Come detto poco sopra, la storia di Life is Strange si basa sul dolore e sulla sua accettazione, in particolare sul dolore del lutto. Tutta l’avventura può essere infatti letta come il calvario di Max per accettare che Chloe, la sua migliore amica, muoia. Durante ogni episodio, muovendoci nel tempo, scegliamo con chi allearci nella ricerca della verità su Rachel Amber, salviamo – se decidiamo di salvare – la vita a chi possiamo, e siamo convinti che questo faccia la differenza sul risultato finale. Niente di più sbagliato.
Non a caso ho parlato di finale anti ludico: il bivio finale (Salvare Chloe sacrificando tutta Arcadia Bay; Tornare al principio del gioco e lasciar morire Chloe salvando però tutta la città) annulla completamente gli sforzi fatti in cinque ore di gioco.
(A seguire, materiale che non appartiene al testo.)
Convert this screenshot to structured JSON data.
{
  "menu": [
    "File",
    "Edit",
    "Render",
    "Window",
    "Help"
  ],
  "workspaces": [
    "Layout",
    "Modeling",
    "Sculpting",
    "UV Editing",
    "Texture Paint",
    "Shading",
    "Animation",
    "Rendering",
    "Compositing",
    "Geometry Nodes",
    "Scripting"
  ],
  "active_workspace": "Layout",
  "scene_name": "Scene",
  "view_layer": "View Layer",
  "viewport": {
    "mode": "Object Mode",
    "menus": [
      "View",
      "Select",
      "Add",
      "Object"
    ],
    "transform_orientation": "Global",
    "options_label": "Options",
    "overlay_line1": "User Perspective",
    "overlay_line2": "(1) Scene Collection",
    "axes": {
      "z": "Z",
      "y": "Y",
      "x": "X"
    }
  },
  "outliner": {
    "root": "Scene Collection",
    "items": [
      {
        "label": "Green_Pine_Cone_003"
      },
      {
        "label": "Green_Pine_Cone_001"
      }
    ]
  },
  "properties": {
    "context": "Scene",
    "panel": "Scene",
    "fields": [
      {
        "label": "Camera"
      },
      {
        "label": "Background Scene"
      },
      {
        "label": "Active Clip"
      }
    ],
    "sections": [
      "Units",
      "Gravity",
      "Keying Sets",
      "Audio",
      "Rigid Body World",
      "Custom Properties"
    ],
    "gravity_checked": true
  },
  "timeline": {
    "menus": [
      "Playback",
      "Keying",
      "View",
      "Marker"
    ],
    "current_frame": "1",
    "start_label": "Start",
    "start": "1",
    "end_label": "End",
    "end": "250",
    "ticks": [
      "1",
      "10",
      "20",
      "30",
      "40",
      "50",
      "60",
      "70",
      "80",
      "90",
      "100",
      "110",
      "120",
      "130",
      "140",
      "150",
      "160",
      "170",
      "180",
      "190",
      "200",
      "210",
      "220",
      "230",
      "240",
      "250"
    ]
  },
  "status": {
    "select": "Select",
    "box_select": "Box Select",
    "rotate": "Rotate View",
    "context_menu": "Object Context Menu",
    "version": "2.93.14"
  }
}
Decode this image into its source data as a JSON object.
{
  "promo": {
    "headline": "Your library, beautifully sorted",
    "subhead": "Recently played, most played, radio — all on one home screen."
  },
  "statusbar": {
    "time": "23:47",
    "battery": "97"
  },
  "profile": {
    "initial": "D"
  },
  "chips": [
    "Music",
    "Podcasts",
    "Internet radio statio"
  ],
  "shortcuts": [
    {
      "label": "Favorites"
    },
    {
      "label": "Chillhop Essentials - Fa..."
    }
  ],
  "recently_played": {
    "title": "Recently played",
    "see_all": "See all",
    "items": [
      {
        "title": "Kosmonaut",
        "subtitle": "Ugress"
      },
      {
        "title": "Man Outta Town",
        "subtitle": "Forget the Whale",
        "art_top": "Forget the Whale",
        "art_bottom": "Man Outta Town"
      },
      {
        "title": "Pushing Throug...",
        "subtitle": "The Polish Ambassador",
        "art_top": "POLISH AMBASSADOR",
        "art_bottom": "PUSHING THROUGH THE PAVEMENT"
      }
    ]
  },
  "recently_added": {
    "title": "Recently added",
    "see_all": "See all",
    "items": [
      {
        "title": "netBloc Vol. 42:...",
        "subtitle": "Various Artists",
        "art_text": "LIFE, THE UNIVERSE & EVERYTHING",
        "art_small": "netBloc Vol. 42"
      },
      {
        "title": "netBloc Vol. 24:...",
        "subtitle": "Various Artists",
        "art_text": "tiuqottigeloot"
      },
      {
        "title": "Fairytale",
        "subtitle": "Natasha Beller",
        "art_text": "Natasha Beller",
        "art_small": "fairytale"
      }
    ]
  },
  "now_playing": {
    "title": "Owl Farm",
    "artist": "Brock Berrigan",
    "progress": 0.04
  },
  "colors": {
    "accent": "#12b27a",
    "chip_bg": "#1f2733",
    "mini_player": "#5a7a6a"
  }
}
Ma ciò che davvero affascina è come l’architettura del finale venga costruita un pezzo alla volta.
Nei primi episodi, ci sembra di assistere a un classico punta e clicca dove l’esperienza che accumuliamo e i nostri sforzi vanno pensati secondo una morale buonista, tipica di certi prodotti adolescenziali.
Per esempio, quando nel primo episodio tiriamo la vernice addosso a Veronica per farla spostare possiamo decidere se sfotterla o consolarla. Istintivamente, un videogiocatore anni ‘90 come me ha pensato subito che consolarla avrebbe portato un qualche vantaggio – Veronica smetterà di bullizzarci? Ci aiuterà con una svolta del gioco? – invece l’averla consolata la convincerà, in un secondo momentom a fidarsi di noi quando le diremo di stare alla larga da Nathan – convinti che sia Nathan l’assassino del gioco -scelta che la spedirà dritta tra le braccia del vero assassino.
Questa è solo una di una serie di esempi dove a una buona azione non ne corrisponde necessariamente un’altra. Come nella realtà, il nostro “fare la differenza” può rivelarsi una fortuna per qualcuno e una sfiga per un altro. A una buona azione può seguire un favore o una serie di incomprensioni – come quando evitiamo di dare una brutta notizia a qualcuno per non abbatterlo ulteriormente e poi questo ci rimane male perché lo è venuto a sapere da altri.
Non è un caso, o almeno credo, che le uniche scelte ininfluenti nel gioco siano quelle in cui è palese che attivamente possiamo salvare la vita di qualcuno – come con Chloe sul tetto della scuola o con Frank nella rissa al camper -, Perché la morte, nell’ottica proposta dal gioco, è l’unico evento di fronte al quale siamo impotenti. La morte e il dolore sono un evento a cui tutti dobbiamo partecipare e la loro ineluttabilità va accettata come conseguenza della vita: questo ci rende adulti.
Il tornado e le catastrofi che si abbattono su Arcadia Bay sono infatti generati dal nostro stesso continuo andirivieni nel tempo, pasticciando col continuum. È la metafora strepitosa di come l’invincibilità e l’idealismo sfrenato adolescenziali siano una farsa e che la realtà è qualcosa di più grande di noi.